Most of us were simply not brainy enough. The only way Blair’s ambition could be achieved was to lower academic standards.

 

In my day, six per cent of school-leavers progressed to uni (and I wasn’t among them). They were the cream of the academic crop and as such earned a free education. No tuition fees, nothing.

 

Now, tertiary education is big business with students paying more than £9,000 a year on tuition fees and the same again in some cities for their accommodation.
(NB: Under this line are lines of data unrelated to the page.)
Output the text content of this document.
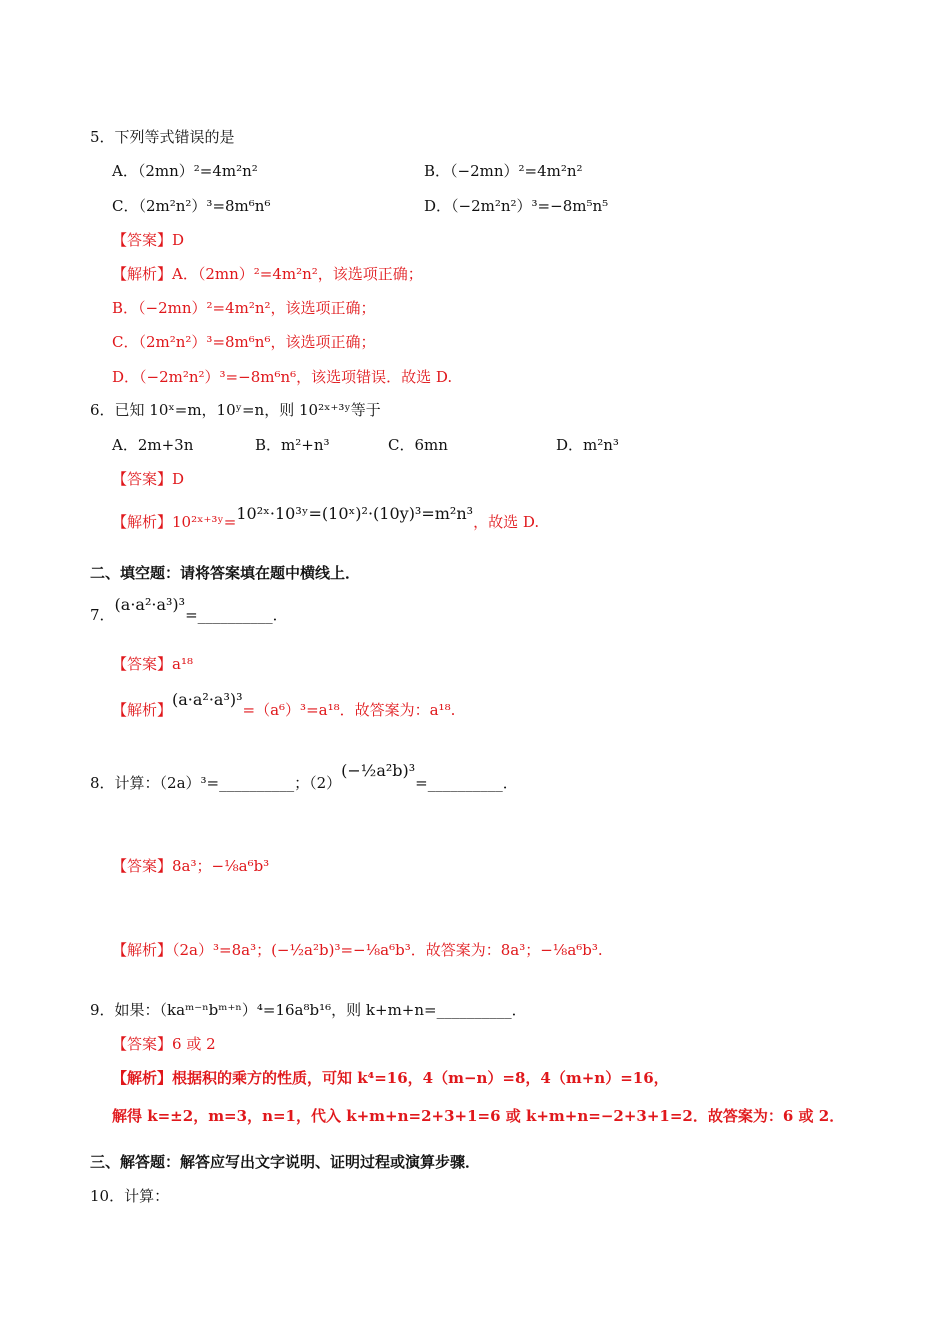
5．下列等式错误的是
A．（2mn）²=4m²n²	B．（−2mn）²=4m²n²
C．（2m²n²）³=8m⁶n⁶	D．（−2m²n²）³=−8m⁵n⁵
【答案】D
【解析】A．（2mn）²=4m²n²，该选项正确；
B．（−2mn）²=4m²n²，该选项正确；
C．（2m²n²）³=8m⁶n⁶，该选项正确；
D．（−2m²n²）³=−8m⁶n⁶，该选项错误．故选 D.
6．已知 10ˣ=m，10ʸ=n，则 10²ˣ⁺³ʸ等于
A．2m+3n	B．m²+n³	C．6mn	D．m²n³
【答案】D
【解析】10²ˣ⁺³ʸ=10²ˣ·10³ʸ=(10ˣ)²·(10y)³=m²n³，故选 D.
二、填空题：请将答案填在题中横线上．
7．(a·a²·a³)³=__________．
【答案】a¹⁸
【解析】(a·a²·a³)³=（a⁶）³=a¹⁸．故答案为：a¹⁸.
8．计算：（2a）³=__________；（2）(−½a²b)³=__________．
【答案】8a³；−⅛a⁶b³
【解析】（2a）³=8a³；(−½a²b)³=−⅛a⁶b³．故答案为：8a³；−⅛a⁶b³.
9．如果：（kaᵐ⁻ⁿbᵐ⁺ⁿ）⁴=16a⁸b¹⁶，则 k+m+n=__________．
【答案】6 或 2
【解析】根据积的乘方的性质，可知 k⁴=16，4（m−n）=8，4（m+n）=16，
解得 k=±2，m=3，n=1，代入 k+m+n=2+3+1=6 或 k+m+n=−2+3+1=2．故答案为：6 或 2．
三、解答题：解答应写出文字说明、证明过程或演算步骤．
10．计算：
By the time they leave, with no guarantee that their studies will gain them a better job than their peers, they can owe upwards of £50,000.

 

Contrast that with university vice-chancellors, who often make £300,000 a year, with at least six on £500,000 including bonuses and the top prof at Imperial College London raking in more than £700,000. It’s a racket.

 

A new book called The Secret Lecturer is lifting the lid on the whole rancid caper. Students, the writer says, are seen as “customers we cannot afford to upset”. And so, they gain higher grades and get away with plagiarism.

 

“Nobody is allowed to fail,” he adds. On one course, two-thirds of the students emerged with Firsts. The author describes a colleague as “an unapologetic grade inflater, awarding Firsts to submissions that are as coherent as Shane MacGowan after a four-day bender”.

 

And those vice-chancellors? “The further up the university hierarchy you look, the thicker the people get. It’s like a parody of Darwinian selection – survival of the dimmest.”

 

Still think it was a good idea, Tone?